The Scaggs were among the hundreds of people who have visited the club's headquarters at 440 Nelson St. for the annual open house since it began Dec. 11. Vice President Bill Robinson said 556 people jammed the building the day after Christmas.
The club's doors will be open to the public again from noon to 5 p.m. Sunday.
Joshua Lionel Cowen started the company - Lionel - that most people identify with the model train hobby at the dawn of the 20th century, said club member John Stamm. His own collection includes hefty standard-gauge pieces that date to the early 1920s, including Lionel and Ives, a competitor that Lionel later bought, he said.
One 1923 engine is totally original and still runs, Stamm said. It can be an expensive passion, however, with coaches he bought in 1965 for $15 going for $250 or more today, he said.
"I haven't bought any like that in a long, long, long time," said the retired pastor, who now spends more of his efforts on restoring vintage pieces. Stamm said he once owned 75 locomotives, "but I didn't know that until my wife counted them."
There are more than 5,000 pieces of standard, G, H, HO and N gauge model railroad locomotives and rolling stock at the headquarters, Robinson said. The engines, freight cars, oil cars, coal cars, flat cars and little red cabooses run along more than 50 scale miles of track, he said.

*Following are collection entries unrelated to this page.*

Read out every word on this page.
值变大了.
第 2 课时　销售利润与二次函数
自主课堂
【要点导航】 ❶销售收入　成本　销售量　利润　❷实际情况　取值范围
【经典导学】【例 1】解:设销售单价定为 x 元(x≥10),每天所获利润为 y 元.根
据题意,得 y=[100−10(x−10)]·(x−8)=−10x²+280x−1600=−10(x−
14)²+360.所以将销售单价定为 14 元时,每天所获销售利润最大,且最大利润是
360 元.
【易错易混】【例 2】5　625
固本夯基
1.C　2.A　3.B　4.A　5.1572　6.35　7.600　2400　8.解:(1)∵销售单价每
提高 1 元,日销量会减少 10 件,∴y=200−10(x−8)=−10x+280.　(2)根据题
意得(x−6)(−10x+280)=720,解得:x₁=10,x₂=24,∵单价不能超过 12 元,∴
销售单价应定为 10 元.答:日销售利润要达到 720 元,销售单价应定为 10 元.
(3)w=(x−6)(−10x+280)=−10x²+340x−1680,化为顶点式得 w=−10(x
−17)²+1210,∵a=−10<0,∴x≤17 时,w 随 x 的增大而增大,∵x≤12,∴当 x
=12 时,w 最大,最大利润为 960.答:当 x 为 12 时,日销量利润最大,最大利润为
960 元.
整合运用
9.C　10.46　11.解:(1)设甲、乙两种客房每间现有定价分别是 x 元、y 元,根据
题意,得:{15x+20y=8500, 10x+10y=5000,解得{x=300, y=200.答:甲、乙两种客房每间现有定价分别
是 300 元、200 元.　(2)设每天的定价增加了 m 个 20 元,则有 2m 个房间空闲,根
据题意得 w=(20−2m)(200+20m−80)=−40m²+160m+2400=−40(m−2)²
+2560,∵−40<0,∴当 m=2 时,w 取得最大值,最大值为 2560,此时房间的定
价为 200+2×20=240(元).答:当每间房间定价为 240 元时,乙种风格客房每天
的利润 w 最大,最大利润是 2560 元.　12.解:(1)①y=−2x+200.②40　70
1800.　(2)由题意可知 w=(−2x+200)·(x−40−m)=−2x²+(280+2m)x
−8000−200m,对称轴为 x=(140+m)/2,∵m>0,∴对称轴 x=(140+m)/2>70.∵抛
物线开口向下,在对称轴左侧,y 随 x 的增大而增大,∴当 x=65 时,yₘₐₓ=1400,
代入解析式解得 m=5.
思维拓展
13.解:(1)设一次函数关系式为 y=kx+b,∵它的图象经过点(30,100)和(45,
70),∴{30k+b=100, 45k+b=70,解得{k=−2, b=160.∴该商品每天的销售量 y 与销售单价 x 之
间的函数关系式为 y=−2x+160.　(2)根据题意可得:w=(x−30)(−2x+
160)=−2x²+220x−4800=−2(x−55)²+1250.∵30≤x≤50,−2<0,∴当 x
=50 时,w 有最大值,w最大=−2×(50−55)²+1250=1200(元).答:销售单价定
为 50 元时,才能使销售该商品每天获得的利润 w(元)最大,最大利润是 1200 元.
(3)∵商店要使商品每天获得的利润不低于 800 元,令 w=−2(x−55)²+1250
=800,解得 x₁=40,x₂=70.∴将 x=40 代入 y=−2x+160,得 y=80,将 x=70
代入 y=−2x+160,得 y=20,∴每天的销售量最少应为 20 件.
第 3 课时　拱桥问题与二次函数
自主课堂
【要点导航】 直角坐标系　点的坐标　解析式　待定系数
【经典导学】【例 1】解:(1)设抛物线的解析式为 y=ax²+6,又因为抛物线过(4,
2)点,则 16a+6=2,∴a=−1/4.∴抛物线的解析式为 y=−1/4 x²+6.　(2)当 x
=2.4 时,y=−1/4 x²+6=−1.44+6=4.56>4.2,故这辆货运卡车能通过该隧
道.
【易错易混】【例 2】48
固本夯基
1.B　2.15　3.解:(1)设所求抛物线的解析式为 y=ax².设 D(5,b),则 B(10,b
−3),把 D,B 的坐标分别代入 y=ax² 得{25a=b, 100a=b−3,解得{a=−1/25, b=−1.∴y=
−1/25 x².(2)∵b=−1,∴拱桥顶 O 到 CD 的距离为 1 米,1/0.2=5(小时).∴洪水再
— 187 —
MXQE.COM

"In actual feet, there's more than half a mile of track," said Robinson, whose club will mark its 10th anniversary in April.
While members enjoy collecting and running model trains, much of their efforts and imagination go into the layouts. Club president John Norris said building one can take months, but the creators might tinker with them for years "to get it to where you want it to be."
Some of the more fanciful layouts have trains passing through sets inspired by the "Jurassic Park" and "Harry Potter" film series.
"We do bias this whole thing toward kids at Christmastime," Norris said.